Italian football finally facing up to its demons

Italian football is finally facing up to its demons.

Although the league’s decision to not turn a deaf ear to the racial abuse rained down on Mario Balotelli still falls short of total exorcism of the evil that possesses some of those who populate football stadiums every weekend.

Juventus must play their next home game behind closed doors – but with it being against Lecce will anyone notice the difference anyway?

Fine, it is the first time this measure has been taken in Serie A, although Verona suffered a similar ban for racist abuse of Perugia player Ferdinand Coly during a Serie B game in 2005.

However, such a sanction has been a long time coming and Juventus are only paying the price for what has been an orchestrated blight on the game, not just this season but for many in the past.

Coly: Abused playing for Perugia 

In the 1980s it was regional racism especially directed towards any team south of Rome, then it became anti-Semitic in nature – all greeted, as was subsequent abuse towards black players, with utter indifference.

In the same year that Verona’s fine citizens were doing their bit for multi-cultural harmony, in Messina home player Marc Zoro attempted to have a match against Inter stopped when he could not stand the monkey chants from the away section anymore.

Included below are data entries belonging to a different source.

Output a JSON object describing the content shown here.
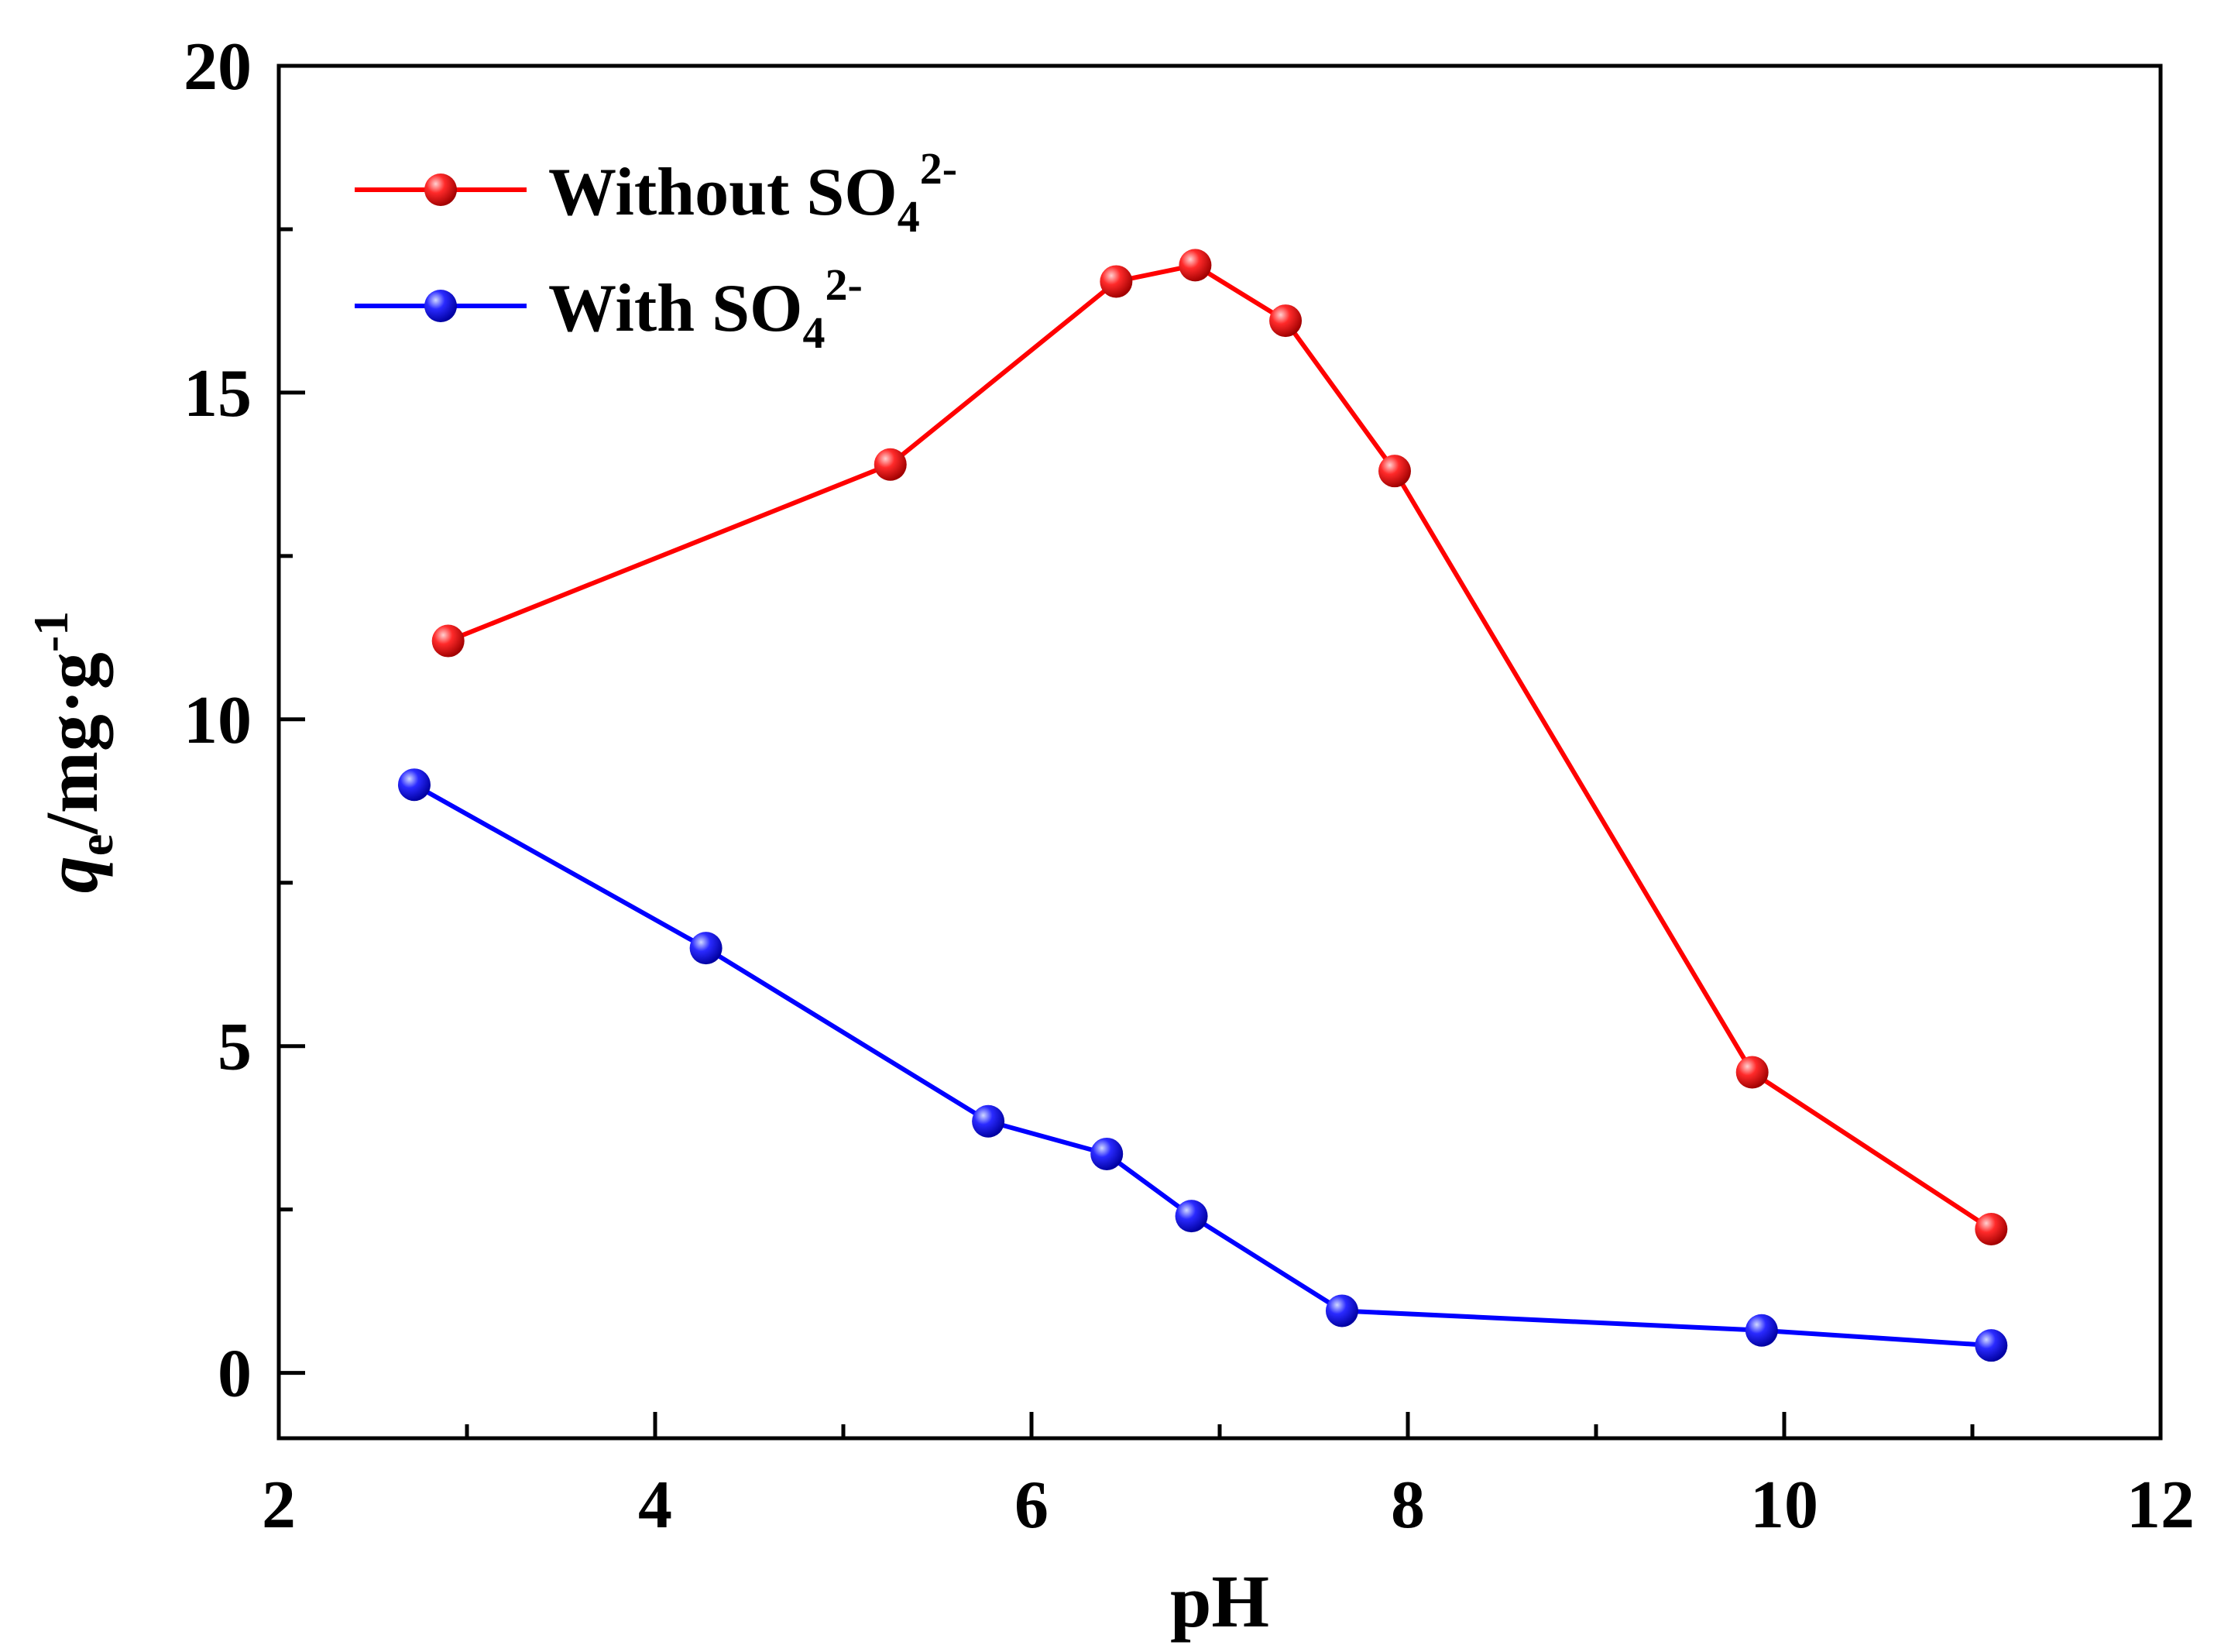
{
  "chart_data": {
    "type": "line",
    "title": "",
    "xlabel": "pH",
    "ylabel": {
      "var": "q",
      "sub": "e",
      "unit": "/mg·g",
      "sup": "-1"
    },
    "xlim": [
      2,
      12
    ],
    "ylim": [
      -1,
      20
    ],
    "xticks": [
      2,
      4,
      6,
      8,
      10,
      12
    ],
    "yticks": [
      0,
      5,
      10,
      15,
      20
    ],
    "xtick_labels": [
      "2",
      "4",
      "6",
      "8",
      "10",
      "12"
    ],
    "ytick_labels": [
      "0",
      "5",
      "10",
      "15",
      "20"
    ],
    "grid": false,
    "legend_position": "top-left",
    "series": [
      {
        "name": "Without SO4 2-",
        "legend": {
          "text": "Without SO",
          "sub": "4",
          "sup": "2-"
        },
        "color": "#ff0000",
        "x": [
          2.9,
          5.25,
          6.45,
          6.87,
          7.35,
          7.93,
          9.83,
          11.1
        ],
        "y": [
          11.2,
          13.9,
          16.7,
          16.95,
          16.1,
          13.8,
          4.6,
          2.2
        ]
      },
      {
        "name": "With SO4 2-",
        "legend": {
          "text": "With SO",
          "sub": "4",
          "sup": "2-"
        },
        "color": "#0000ff",
        "x": [
          2.72,
          4.27,
          5.77,
          6.4,
          6.85,
          7.65,
          9.88,
          11.1
        ],
        "y": [
          9.0,
          6.5,
          3.85,
          3.35,
          2.4,
          0.95,
          0.65,
          0.42
        ]
      }
    ]
  }
}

The sight of Adriano and Obafemi Martins racing over to the Ivory Coast defender and dragging him back from the touchline to plead that he did not carry out his threat demonstrated that there was little solidarity for Zoro’s plight.

Zoro: Threatened to halt Inter encounter 

At the time the ever-so pious Massimo Moratti even denied that the noises aimed at Balotelli were in fact racist in origin, although now having obviously had a road to Damascus moment, the aged white gent claimed he would have ordered his team off the pitch in Turin if he had actually been there.

He wasn’t there, so we will never know if that ultimate snub to the miscreants would have ever taken place.

The volume of reaction has swung between acceptance of the problem, which is a start, to blind ignorance.

Take former Inter coach Luigi Simoni, who is of the opinion that if Balotelli showed a bit of respect – haven’t we heard this one-eyed argument before? – then he wouldn’t be called a ‘black son of a …”

Balotelli is 18 and will some day shove the taunts of “black Italians don’t exist” back down his tormentors’ throats when he represents his country, but it seems that the likes of Simoni will always be stuck in the past.

Balotelli: "Talk to the hand..." 

“I didn’t hear any chants aimed at Sulley Muntari [Balotelli’s equally black team-mate],” claimed Simoni, which makes it alright then, as if those involved got together to wage nothing more than some harmless psychological warfare to put the player off his game.

Juve president Giovanni Cobolli Gigli may have apologised for the behaviour and derided those responsible. But when the punishment was no mere slap on the wrist of a few thousand euro, he was launching an appeal and claiming the injustice of it all.

The ante has been upped for everyone now and when, not if, it happens again the next step must be suspending matches to really drive home the message and drown the racists out once and for all.